В 60–80-х гг. Россия, как и Западная Европа, переживала период интенсивного развития естествознания. «Рефлексы головного мозга» И. Сеченова, эволюционная теория Ч. Дарвина определяли в то время уровень научного мышления интеллигенции и оказывали свое воздействие на все сферы жизни, в том числе и на эстетические воззрения эпохи. Идеи научной психологии и физиологии, эволюции и детерминизма в мире природы стали настолько распространенными, что должны были проникнуть и проникли в литературу, вызвав изменения в художественной структуре русского реализма.[118] Естественнонаучный материализм, ставший основой мировоззрения шестидесятников, прочно вошел в сознание русской интеллигенции. Народнические теоретики поставили в центр своих программ проблемы исторического прогресса. Но и эти программы разрабатывались на основе естественнонаучных данных (Н. К. Михайловский, П. Л. Лавров), которые специфически переосмыслялись в соответствии с чисто русскими особенностями общественно-исторического развития. Народничество испытало сильнейшее воздействие позитивизма, но, как установлено в трудах советских историков русской философии, в России «просто не было такого периода, когда позитивистская философия, взятая в комплексе ее основных особенностей, оказалась бы идеализированным, мыслительным аналогом эпохи <…> Философская деятельность естествоиспытателей благодаря ряду моментов могла бы вылиться в позитивистское направление, но на деле она превратилась в направление, близкое не позитивизму, а антропологическому материализму».[119]
Русские писатели использовали успехи естествознания, ибо были детерминистами, но одновременно они вольно или невольно вступили в полемику с натурализмом, так как в центре их внимания остро стоял вопрос о личной вине человека, о его совести и нравственной ответственности; в поисках решений они прежде всего обращались к человеку, наделенному индивидуальной волей.
Резкое обострение противоречий в капитализирующейся России рождало ощущение катастрофичности мира, сеяло неуверенность, страх и сомнения. Но одновременно росло убеждение, что жить, не разрешив социальных противоречий, больше нельзя, что надо найти выход, отыскать правду и обрести уверенность в будущем. Человек воспринимался как подчиненный определенному порядку вещей и одновременно как существо духовное, наделенное совестью, способное нравственно перестроить себя и мир. То было время обостренного внимания к этическим вопросам, к построению нравственно-утопических концепций. Как следствие этого возникло желание опровергнуть мнение о незыблемости детерминизма, утвердить веру в человека с его индивидуальным сознанием и свободной волей, с его способностью основать будущее на началах нравственного преображения. Этой направленностью русская литература не могла не противостоять натурализму с его неизбежным сведением духовной жизни человека к психофизиологическим и социальным причинам и в конечном счете невольным признанием неспособности его к сознательной исторической деятельности.

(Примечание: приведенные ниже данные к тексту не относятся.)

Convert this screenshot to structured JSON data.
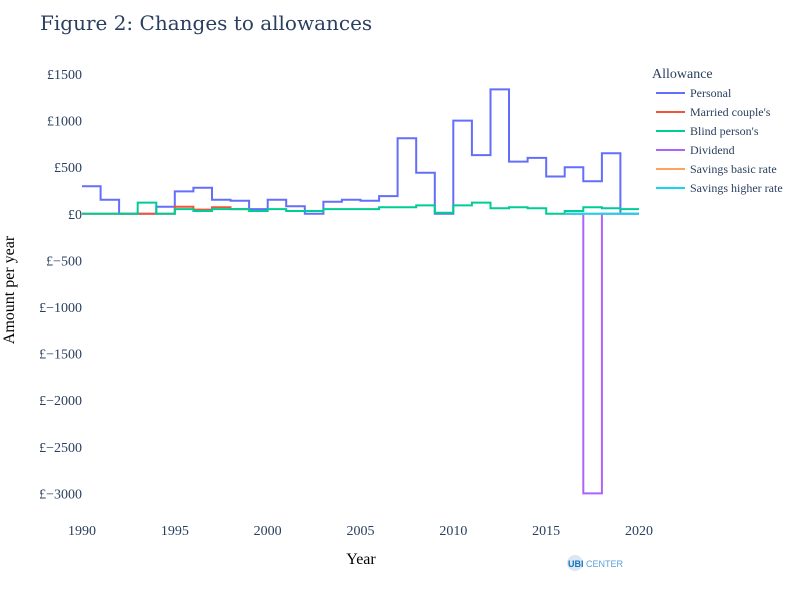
{
  "chart_data": {
    "type": "line",
    "line_shape": "step",
    "title": "Figure 2: Changes to allowances",
    "xlabel": "Year",
    "ylabel": "Amount per year",
    "xlim": [
      1990,
      2020
    ],
    "ylim": [
      -3200,
      1650
    ],
    "x_ticks": [
      1990,
      1995,
      2000,
      2005,
      2010,
      2015,
      2020
    ],
    "x_tick_labels": [
      "1990",
      "1995",
      "2000",
      "2005",
      "2010",
      "2015",
      "2020"
    ],
    "y_ticks": [
      1500,
      1000,
      500,
      0,
      -500,
      -1000,
      -1500,
      -2000,
      -2500,
      -3000
    ],
    "y_tick_labels": [
      "£1500",
      "£1000",
      "£500",
      "£0",
      "£−500",
      "£−1000",
      "£−1500",
      "£−2000",
      "£−2500",
      "£−3000"
    ],
    "grid": false,
    "legend_title": "Allowance",
    "legend_position": "right",
    "series": [
      {
        "name": "Personal",
        "color": "#636efa",
        "x": [
          1990,
          1991,
          1992,
          1993,
          1994,
          1995,
          1996,
          1997,
          1998,
          1999,
          2000,
          2001,
          2002,
          2003,
          2004,
          2005,
          2006,
          2007,
          2008,
          2009,
          2010,
          2011,
          2012,
          2013,
          2014,
          2015,
          2016,
          2017,
          2018,
          2019,
          2020
        ],
        "y": [
          295,
          150,
          0,
          0,
          75,
          240,
          280,
          150,
          140,
          50,
          150,
          80,
          0,
          130,
          150,
          140,
          190,
          810,
          440,
          0,
          1000,
          630,
          1335,
          560,
          600,
          400,
          500,
          350,
          650,
          0,
          0
        ]
      },
      {
        "name": "Married couple's",
        "color": "#ef553b",
        "x": [
          1990,
          1991,
          1992,
          1993,
          1994,
          1995,
          1996,
          1997,
          1998,
          1999
        ],
        "y": [
          0,
          0,
          0,
          0,
          0,
          75,
          45,
          70,
          50,
          50
        ]
      },
      {
        "name": "Blind person's",
        "color": "#00cc96",
        "x": [
          1990,
          1991,
          1992,
          1993,
          1994,
          1995,
          1996,
          1997,
          1998,
          1999,
          2000,
          2001,
          2002,
          2003,
          2004,
          2005,
          2006,
          2007,
          2008,
          2009,
          2010,
          2011,
          2012,
          2013,
          2014,
          2015,
          2016,
          2017,
          2018,
          2019,
          2020
        ],
        "y": [
          0,
          0,
          0,
          120,
          0,
          50,
          30,
          50,
          50,
          30,
          50,
          30,
          30,
          50,
          50,
          50,
          70,
          70,
          90,
          10,
          90,
          120,
          60,
          70,
          60,
          0,
          30,
          70,
          60,
          50,
          50
        ]
      },
      {
        "name": "Dividend",
        "color": "#ab63fa",
        "x": [
          2016,
          2017,
          2018,
          2019,
          2020
        ],
        "y": [
          0,
          -3000,
          0,
          0,
          0
        ]
      },
      {
        "name": "Savings basic rate",
        "color": "#ffa15a",
        "x": [
          2016,
          2017,
          2018,
          2019,
          2020
        ],
        "y": [
          0,
          0,
          0,
          0,
          0
        ]
      },
      {
        "name": "Savings higher rate",
        "color": "#19d3f3",
        "x": [
          2016,
          2017,
          2018,
          2019,
          2020
        ],
        "y": [
          0,
          0,
          0,
          0,
          0
        ]
      }
    ]
  },
  "logo": {
    "text_bold": "UBI",
    "text_light": "CENTER"
  }
}
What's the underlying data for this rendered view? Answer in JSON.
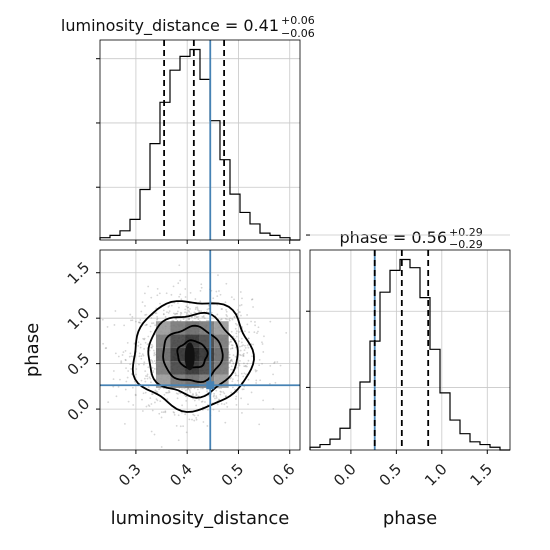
{
  "chart_data": [
    {
      "type": "histogram",
      "panel": "luminosity_distance-marginal",
      "title": {
        "param": "luminosity_distance",
        "median": "0.41",
        "plus": "+0.06",
        "minus": "−0.06"
      },
      "xlim": [
        0.23,
        0.62
      ],
      "bin_edges": [
        0.23,
        0.2495,
        0.269,
        0.2885,
        0.308,
        0.3275,
        0.347,
        0.3665,
        0.386,
        0.4055,
        0.425,
        0.4445,
        0.464,
        0.4835,
        0.503,
        0.5225,
        0.542,
        0.5615,
        0.581,
        0.6005,
        0.62
      ],
      "counts": [
        1,
        2,
        4,
        9,
        22,
        42,
        60,
        74,
        80,
        83,
        70,
        52,
        35,
        20,
        12,
        7,
        3,
        2,
        1,
        0
      ],
      "quantiles": [
        0.355,
        0.413,
        0.472
      ],
      "truth": 0.445,
      "yticks": [
        23,
        51,
        79
      ],
      "yticklabels": [
        "",
        "",
        ""
      ],
      "xticks": [
        0.3,
        0.4,
        0.5,
        0.6
      ],
      "xticklabels": [
        "",
        "",
        "",
        ""
      ],
      "grid": true
    },
    {
      "type": "histogram",
      "panel": "phase-marginal",
      "title": {
        "param": "phase",
        "median": "0.56",
        "plus": "+0.29",
        "minus": "−0.29"
      },
      "xlim": [
        -0.45,
        1.75
      ],
      "bin_edges": [
        -0.45,
        -0.34,
        -0.23,
        -0.12,
        -0.01,
        0.1,
        0.21,
        0.32,
        0.43,
        0.54,
        0.65,
        0.76,
        0.87,
        0.98,
        1.09,
        1.2,
        1.31,
        1.42,
        1.53,
        1.64,
        1.75
      ],
      "counts": [
        1,
        2,
        4,
        8,
        15,
        25,
        40,
        58,
        66,
        70,
        67,
        56,
        37,
        21,
        11,
        6,
        3,
        2,
        1,
        0
      ],
      "quantiles": [
        0.262,
        0.56,
        0.85
      ],
      "truth": 0.262,
      "yticks": [
        23,
        51,
        79
      ],
      "yticklabels": [
        "",
        "",
        ""
      ],
      "xticks": [
        0.0,
        0.5,
        1.0,
        1.5
      ],
      "xticklabels": [
        "0.0",
        "0.5",
        "1.0",
        "1.5"
      ],
      "xlabel": "phase",
      "grid": true
    },
    {
      "type": "scatter",
      "panel": "2d-posterior",
      "x_param": "luminosity_distance",
      "y_param": "phase",
      "xlim": [
        0.23,
        0.62
      ],
      "ylim": [
        -0.45,
        1.75
      ],
      "xticks": [
        0.3,
        0.4,
        0.5,
        0.6
      ],
      "xticklabels": [
        "0.3",
        "0.4",
        "0.5",
        "0.6"
      ],
      "yticks": [
        0.0,
        0.5,
        1.0,
        1.5
      ],
      "yticklabels": [
        "0.0",
        "0.5",
        "1.0",
        "1.5"
      ],
      "xlabel": "luminosity_distance",
      "ylabel": "phase",
      "center": [
        0.41,
        0.6
      ],
      "sigma": [
        0.058,
        0.3
      ],
      "contour_levels": [
        0.5,
        1.0,
        1.5,
        2.0
      ],
      "truth": [
        0.445,
        0.262
      ],
      "grid": true
    }
  ],
  "colors": {
    "truth": "#4682b4",
    "hist": "#000000",
    "grid": "#c8c8c8",
    "points": "#888888"
  }
}
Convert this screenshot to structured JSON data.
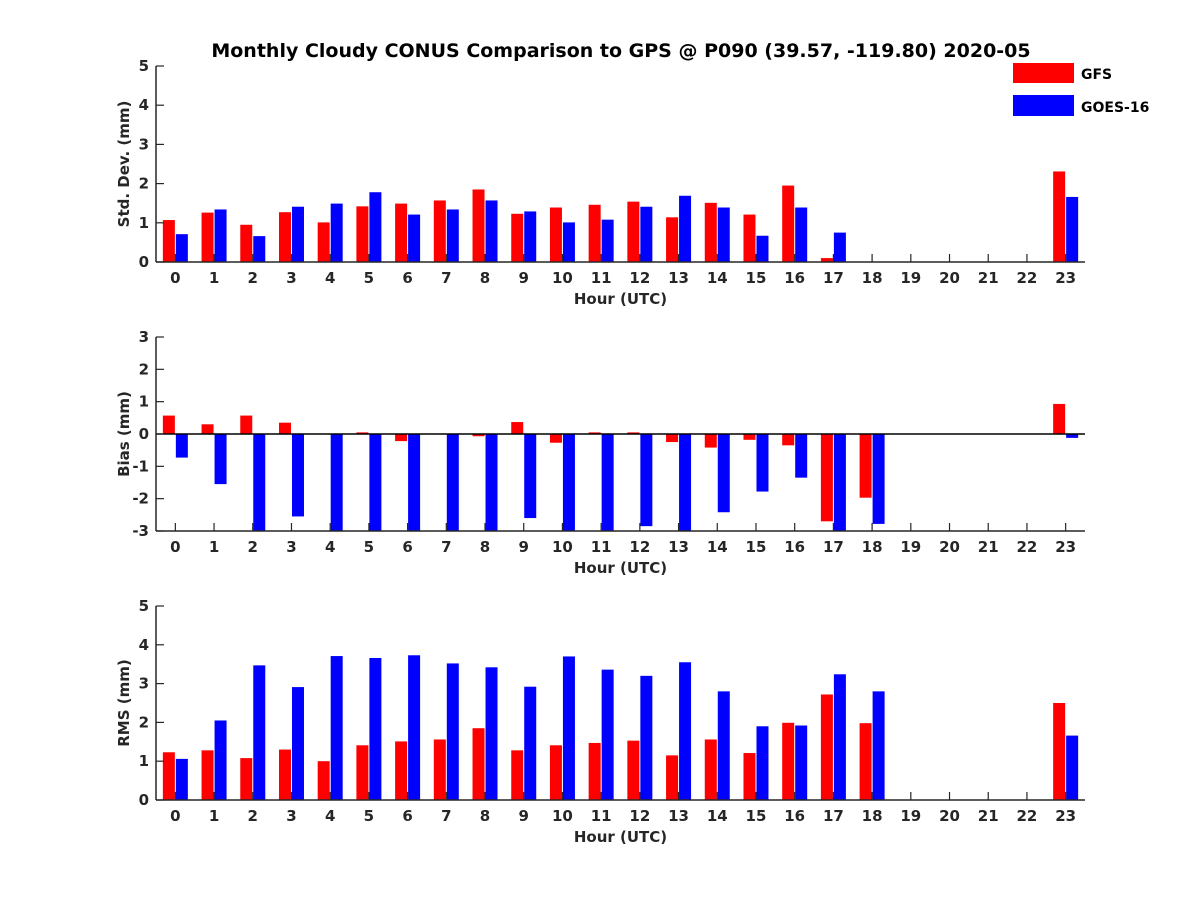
{
  "title": "Monthly Cloudy CONUS Comparison to GPS @ P090 (39.57, -119.80) 2020-05",
  "colors": {
    "gfs": "#ff0000",
    "goes": "#0000ff",
    "axis": "#262626"
  },
  "legend": [
    {
      "name": "GFS",
      "color": "#ff0000"
    },
    {
      "name": "GOES-16",
      "color": "#0000ff"
    }
  ],
  "chart_data": [
    {
      "type": "bar",
      "title": "Monthly Cloudy CONUS Comparison to GPS @ P090 (39.57, -119.80) 2020-05",
      "xlabel": "Hour (UTC)",
      "ylabel": "Std. Dev. (mm)",
      "ylim": [
        0,
        5
      ],
      "yticks": [
        0,
        1,
        2,
        3,
        4,
        5
      ],
      "categories": [
        "0",
        "1",
        "2",
        "3",
        "4",
        "5",
        "6",
        "7",
        "8",
        "9",
        "10",
        "11",
        "12",
        "13",
        "14",
        "15",
        "16",
        "17",
        "18",
        "19",
        "20",
        "21",
        "22",
        "23"
      ],
      "series": [
        {
          "name": "GFS",
          "values": [
            1.07,
            1.26,
            0.95,
            1.27,
            1.01,
            1.42,
            1.49,
            1.57,
            1.85,
            1.23,
            1.39,
            1.46,
            1.54,
            1.14,
            1.51,
            1.21,
            1.95,
            0.1,
            null,
            null,
            null,
            null,
            null,
            2.31
          ]
        },
        {
          "name": "GOES-16",
          "values": [
            0.71,
            1.34,
            0.66,
            1.41,
            1.49,
            1.78,
            1.21,
            1.34,
            1.57,
            1.29,
            1.01,
            1.08,
            1.41,
            1.69,
            1.39,
            0.67,
            1.39,
            0.75,
            null,
            null,
            null,
            null,
            null,
            1.66
          ]
        }
      ]
    },
    {
      "type": "bar",
      "xlabel": "Hour (UTC)",
      "ylabel": "Bias (mm)",
      "ylim": [
        -3,
        3
      ],
      "yticks": [
        -3,
        -2,
        -1,
        0,
        1,
        2,
        3
      ],
      "categories": [
        "0",
        "1",
        "2",
        "3",
        "4",
        "5",
        "6",
        "7",
        "8",
        "9",
        "10",
        "11",
        "12",
        "13",
        "14",
        "15",
        "16",
        "17",
        "18",
        "19",
        "20",
        "21",
        "22",
        "23"
      ],
      "series": [
        {
          "name": "GFS",
          "values": [
            0.57,
            0.3,
            0.57,
            0.35,
            0.0,
            0.05,
            -0.22,
            0.0,
            -0.07,
            0.37,
            -0.27,
            0.05,
            0.05,
            -0.25,
            -0.42,
            -0.18,
            -0.35,
            -2.7,
            -1.97,
            null,
            null,
            null,
            null,
            0.93
          ]
        },
        {
          "name": "GOES-16",
          "values": [
            -0.73,
            -1.55,
            -3.0,
            -2.55,
            -3.0,
            -3.0,
            -3.0,
            -3.0,
            -3.0,
            -2.6,
            -3.0,
            -3.0,
            -2.85,
            -3.0,
            -2.42,
            -1.78,
            -1.35,
            -3.0,
            -2.78,
            null,
            null,
            null,
            null,
            -0.12
          ]
        }
      ]
    },
    {
      "type": "bar",
      "xlabel": "Hour (UTC)",
      "ylabel": "RMS (mm)",
      "ylim": [
        0,
        5
      ],
      "yticks": [
        0,
        1,
        2,
        3,
        4,
        5
      ],
      "categories": [
        "0",
        "1",
        "2",
        "3",
        "4",
        "5",
        "6",
        "7",
        "8",
        "9",
        "10",
        "11",
        "12",
        "13",
        "14",
        "15",
        "16",
        "17",
        "18",
        "19",
        "20",
        "21",
        "22",
        "23"
      ],
      "series": [
        {
          "name": "GFS",
          "values": [
            1.23,
            1.28,
            1.08,
            1.3,
            1.0,
            1.41,
            1.51,
            1.56,
            1.85,
            1.28,
            1.41,
            1.47,
            1.53,
            1.15,
            1.56,
            1.21,
            1.99,
            2.72,
            1.98,
            null,
            null,
            null,
            null,
            2.5
          ]
        },
        {
          "name": "GOES-16",
          "values": [
            1.06,
            2.05,
            3.47,
            2.91,
            3.71,
            3.66,
            3.73,
            3.52,
            3.42,
            2.92,
            3.7,
            3.36,
            3.2,
            3.55,
            2.8,
            1.9,
            1.92,
            3.24,
            2.8,
            null,
            null,
            null,
            null,
            1.66
          ]
        }
      ]
    }
  ]
}
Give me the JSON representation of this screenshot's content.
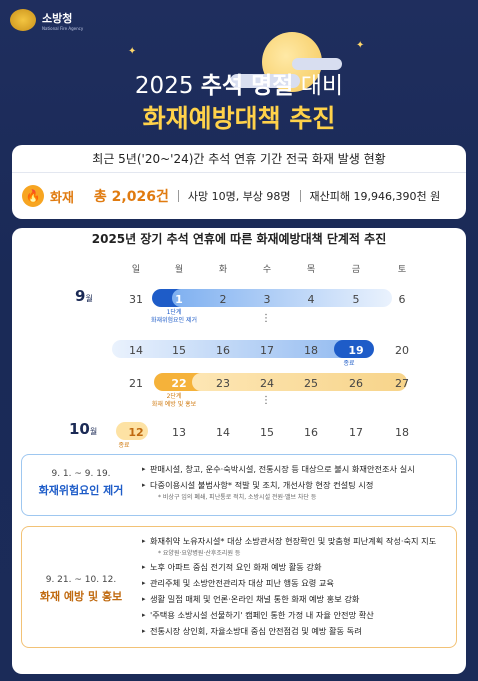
{
  "org": {
    "name": "소방청",
    "sub": "National Fire Agency"
  },
  "title": {
    "year": "2025",
    "bold1": "추석 명절",
    "rest": "대비",
    "line2": "화재예방대책 추진"
  },
  "stats": {
    "header": "최근 5년('20~'24)간 추석 연휴 기간 전국 화재 발생 현황",
    "label": "화재",
    "total": "총 2,026건",
    "casualty": "사망 10명, 부상 98명",
    "damage": "재산피해 19,946,390천 원"
  },
  "calendar": {
    "header": "2025년 장기 추석 연휴에 따른 화재예방대책 단계적 추진",
    "days": [
      "일",
      "월",
      "화",
      "수",
      "목",
      "금",
      "토"
    ],
    "months": [
      {
        "num": "9",
        "unit": "월"
      },
      {
        "num": "10",
        "unit": "월"
      }
    ],
    "weeks": [
      [
        "31",
        "1",
        "2",
        "3",
        "4",
        "5",
        "6"
      ],
      [
        "14",
        "15",
        "16",
        "17",
        "18",
        "19",
        "20"
      ],
      [
        "21",
        "22",
        "23",
        "24",
        "25",
        "26",
        "27"
      ],
      [
        "12",
        "13",
        "14",
        "15",
        "16",
        "17",
        "18"
      ]
    ],
    "notes": {
      "s1": "1단계\n화재위험요인 제거",
      "e1": "종료",
      "s2": "2단계\n화재 예방 및 홍보",
      "e2": "종료"
    },
    "phase_colors": {
      "blue": "#1e5cc8",
      "orange": "#f5b23a"
    }
  },
  "phase1": {
    "dates": "9. 1. ~ 9. 19.",
    "name": "화재위험요인 제거",
    "items": [
      "판매시설, 창고, 운수·숙박시설, 전통시장 등 대상으로 불시 화재안전조사 실시",
      "다중이용시설 불법사항* 적발 및 조치, 개선사항 현장 컨설팅 시정"
    ],
    "sub": "* 비상구 임의 폐쇄, 피난통로 적치, 소방시설 전원·밸브 차단 등"
  },
  "phase2": {
    "dates": "9. 21. ~ 10. 12.",
    "name": "화재 예방 및 홍보",
    "items": [
      "화재취약 노유자시설* 대상 소방관서장 현장확인 및 맞춤형 피난계획 작성·숙지 지도",
      "노후 아파트 중심 전기적 요인 화재 예방 활동 강화",
      "관리주체 및 소방안전관리자 대상 피난 행동 요령 교육",
      "생활 밀접 매체 및 언론·온라인 채널 통한 화재 예방 홍보 강화",
      "'주택용 소방시설 선물하기' 캠페인 통한 가정 내 자율 안전망 확산",
      "전통시장 상인회, 자율소방대 중심 안전점검 및 예방 활동 독려"
    ],
    "sub": "* 요양원·요양병원·산후조리원 등"
  }
}
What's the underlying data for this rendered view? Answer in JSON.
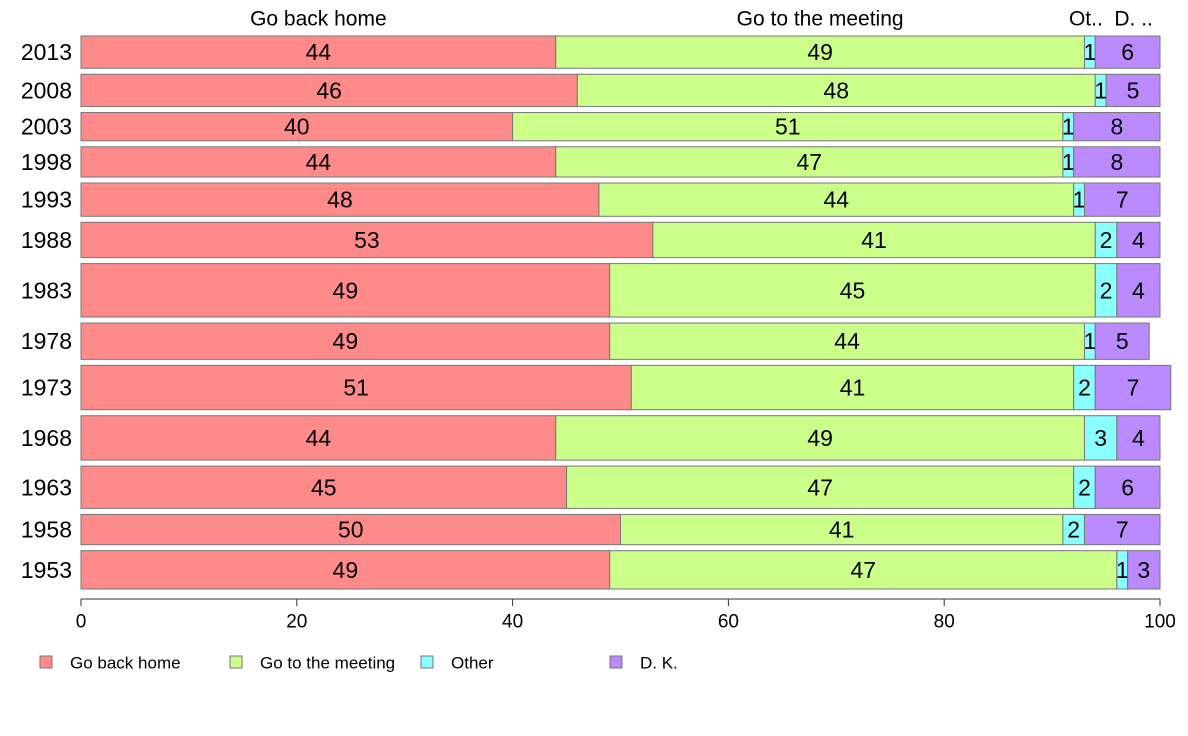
{
  "chart_data": {
    "type": "bar",
    "orientation": "horizontal",
    "stacked": true,
    "categories": [
      "2013",
      "2008",
      "2003",
      "1998",
      "1993",
      "1988",
      "1983",
      "1978",
      "1973",
      "1968",
      "1963",
      "1958",
      "1953"
    ],
    "bar_weights": [
      32,
      32,
      28,
      30,
      33,
      35,
      53,
      36,
      44,
      44,
      42,
      30,
      38
    ],
    "series": [
      {
        "name": "Go back home",
        "color": "#ff8a8a",
        "values": [
          44,
          46,
          40,
          44,
          48,
          53,
          49,
          49,
          51,
          44,
          45,
          50,
          49
        ]
      },
      {
        "name": "Go to the meeting",
        "color": "#ccff8a",
        "values": [
          49,
          48,
          51,
          47,
          44,
          41,
          45,
          44,
          41,
          49,
          47,
          41,
          47
        ]
      },
      {
        "name": "Other",
        "color": "#8affff",
        "values": [
          1,
          1,
          1,
          1,
          1,
          2,
          2,
          1,
          2,
          3,
          2,
          2,
          1
        ]
      },
      {
        "name": "D. K.",
        "color": "#bb8aff",
        "values": [
          6,
          5,
          8,
          8,
          7,
          4,
          4,
          5,
          7,
          4,
          6,
          7,
          3
        ]
      }
    ],
    "column_headers": [
      "Go back home",
      "Go to the meeting",
      "Ot..",
      "D. .."
    ],
    "legend_labels": [
      "Go back home",
      "Go to the meeting",
      "Other",
      "D. K."
    ],
    "xlim": [
      0,
      100
    ],
    "x_ticks": [
      "0",
      "20",
      "40",
      "60",
      "80",
      "100"
    ],
    "grid": false,
    "legend_position": "bottom-left"
  }
}
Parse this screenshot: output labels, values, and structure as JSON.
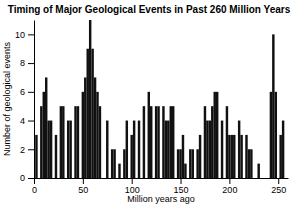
{
  "chart_data": {
    "type": "bar",
    "title": "Timing of Major Geological Events in Past 260 Million Years",
    "x_label": "Million years ago",
    "y_label": "Number of geological events",
    "x": [
      2.5,
      7.5,
      10,
      12.5,
      15,
      17.5,
      22.5,
      27.5,
      30,
      35,
      37.5,
      42.5,
      45,
      50,
      52.5,
      55,
      57.5,
      60,
      62.5,
      65,
      67.5,
      75,
      80,
      82.5,
      87.5,
      92.5,
      95,
      100,
      102.5,
      107.5,
      112.5,
      117.5,
      120,
      125,
      127.5,
      132.5,
      135,
      137.5,
      140,
      142.5,
      147.5,
      150,
      152.5,
      155,
      160,
      162.5,
      167.5,
      170,
      175,
      177.5,
      180,
      182.5,
      185,
      187.5,
      192.5,
      197.5,
      200,
      202.5,
      205,
      210,
      212.5,
      217.5,
      220,
      222.5,
      230,
      242.5,
      245,
      247.5,
      252.5,
      255
    ],
    "values": [
      3,
      5,
      6,
      7,
      4,
      4,
      3,
      5,
      5,
      4,
      4,
      5,
      5,
      6,
      7,
      9,
      11,
      9,
      7,
      6,
      5,
      4,
      2,
      2,
      1,
      2,
      4,
      3,
      4,
      4,
      5,
      6,
      5,
      5,
      5,
      5,
      4,
      4,
      5,
      5,
      2,
      2,
      3,
      1,
      2,
      2,
      2,
      3,
      5,
      4,
      4,
      5,
      6,
      6,
      4,
      5,
      3,
      3,
      3,
      4,
      3,
      3,
      2,
      2,
      1,
      6,
      10,
      6,
      3,
      4
    ],
    "color": "#111111",
    "xlim": [
      0,
      260
    ],
    "ylim": [
      0,
      11
    ],
    "xticks": [
      0,
      50,
      100,
      150,
      200,
      250
    ],
    "yticks": [
      0,
      2,
      4,
      6,
      8,
      10
    ],
    "grid": false
  }
}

Натурализм не только не привился в русской литературе; он не стал даже ее периферийным явлением, о чем свидетельствует творчество Боборыкина, которого критика рубежа веков и современное литературоведение безоговорочно, но без достаточных оснований относят к писателям-натуралистам.
Петр Дмитриевич Боборыкин (1836–1921) был активным поборником позитивизма и потратил как критик немало сил на то, чтобы познакомить русского читателя с теорией и произведениями французских натуралистов. Его собственное творчество отмечено рядом особенностей, которые характерны для эстетики Золя. Выступая в защиту научного метода (см., например, статью «Писатель и его творчество» в журнале «Наблюдатель», 1883, № 11–12), Боборыкин пришел к «эмпирии факта», к объективизму и стал беспристрастным регистратором и хроникером русской жизни. Его позиций свойствен принципиальный антипсихологизм, отрицание какой бы то ни было тенденциозности (под ней подразумевалась личная позиция автора), ориентация на науку, на «исследование» русской жизни в тот или иной период.[120]